At the same time, the director has not crafted a rant targeting the emptiness of online fame. Though it is gratifying to watch CW manipulate different internet celebrities, and a sense reminiscent of Hitchcock of identification allows us to hope she doesn’t get caught, the filmmaker is relatively understanding of the key influencer figures. In the first movie, he keyed into the loneliness Madison experienced during supposedly envy-worthy vacations. In this film, Harder seems to trust that just observing Jacob at work will make it clear that he’s peddling false masculinity to other doofuses; he avoids turning into a caricature the character. He even grants Jacob a measure of dignity through depicting his genuine loyalty to his girlfriend; he is two-faced, but Ariana is a collaborator in his double standards, not a victim by it.

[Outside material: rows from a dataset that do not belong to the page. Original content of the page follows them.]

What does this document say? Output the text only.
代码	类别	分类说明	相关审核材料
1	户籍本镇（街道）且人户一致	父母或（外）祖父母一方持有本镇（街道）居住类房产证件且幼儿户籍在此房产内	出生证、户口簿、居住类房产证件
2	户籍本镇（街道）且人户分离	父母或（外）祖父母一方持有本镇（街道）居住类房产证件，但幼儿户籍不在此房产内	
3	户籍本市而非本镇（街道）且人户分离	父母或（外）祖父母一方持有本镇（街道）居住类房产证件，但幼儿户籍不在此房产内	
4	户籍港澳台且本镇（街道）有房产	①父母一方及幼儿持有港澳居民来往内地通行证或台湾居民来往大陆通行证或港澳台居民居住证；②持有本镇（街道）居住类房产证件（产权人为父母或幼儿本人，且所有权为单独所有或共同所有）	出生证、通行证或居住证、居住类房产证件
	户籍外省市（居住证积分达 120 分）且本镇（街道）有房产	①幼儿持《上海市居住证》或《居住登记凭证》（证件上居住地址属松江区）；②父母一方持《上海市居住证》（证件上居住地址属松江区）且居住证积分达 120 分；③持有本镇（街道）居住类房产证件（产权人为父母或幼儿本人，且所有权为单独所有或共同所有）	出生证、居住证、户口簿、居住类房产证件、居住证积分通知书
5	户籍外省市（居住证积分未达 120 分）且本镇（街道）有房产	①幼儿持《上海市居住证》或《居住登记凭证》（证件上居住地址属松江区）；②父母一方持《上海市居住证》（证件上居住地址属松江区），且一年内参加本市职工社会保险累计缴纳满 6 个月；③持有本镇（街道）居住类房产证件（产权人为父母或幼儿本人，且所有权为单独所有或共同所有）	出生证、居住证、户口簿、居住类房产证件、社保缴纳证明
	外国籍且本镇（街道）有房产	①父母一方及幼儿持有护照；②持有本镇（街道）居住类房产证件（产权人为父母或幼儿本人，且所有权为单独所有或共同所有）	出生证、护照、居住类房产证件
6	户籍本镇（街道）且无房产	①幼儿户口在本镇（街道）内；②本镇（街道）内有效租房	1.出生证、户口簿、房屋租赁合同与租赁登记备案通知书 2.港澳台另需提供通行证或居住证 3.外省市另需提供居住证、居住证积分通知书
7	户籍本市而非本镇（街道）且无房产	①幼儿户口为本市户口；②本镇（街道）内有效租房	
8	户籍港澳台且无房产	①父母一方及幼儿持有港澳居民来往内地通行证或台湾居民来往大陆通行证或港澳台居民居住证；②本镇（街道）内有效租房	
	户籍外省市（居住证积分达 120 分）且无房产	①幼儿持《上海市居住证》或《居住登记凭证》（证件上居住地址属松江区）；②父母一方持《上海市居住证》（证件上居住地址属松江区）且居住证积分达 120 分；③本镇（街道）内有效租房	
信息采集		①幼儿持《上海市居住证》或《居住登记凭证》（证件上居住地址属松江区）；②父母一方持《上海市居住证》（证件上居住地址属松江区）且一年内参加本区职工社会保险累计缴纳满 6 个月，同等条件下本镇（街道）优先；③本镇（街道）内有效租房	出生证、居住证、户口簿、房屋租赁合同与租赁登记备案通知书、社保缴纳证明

The other side of Harder’s even-keeled presentation is that it may occasionally seem that he is acknowledging elements of contemporary digital culture without deeply exploring them. This is especially true regarding how he introduces artificial intelligence into the story, a fascinating turn that lacks the psychosexual kick it deserves. The pluralized title for the film could offer fans of the first movie hope for a larger-scale escalation, and the film does eventually provide that, with an appropriately chaotic climax. However, initially, it resembles more a sleek Hitchcock thriller than an wild-eyed, technology-obsessed De Palma-style shocker. Influencers’ heavy use of actual places might also be what keeps it from coming across like utter horror. The world might be saturated with content-churning influencers, digital deception, and self-serving tourism, but the world itself is still here, for now.

Nicholas Petersen
Nicholas Petersen

A professional gaming analyst with over a decade of experience in online casino strategy and game mechanics.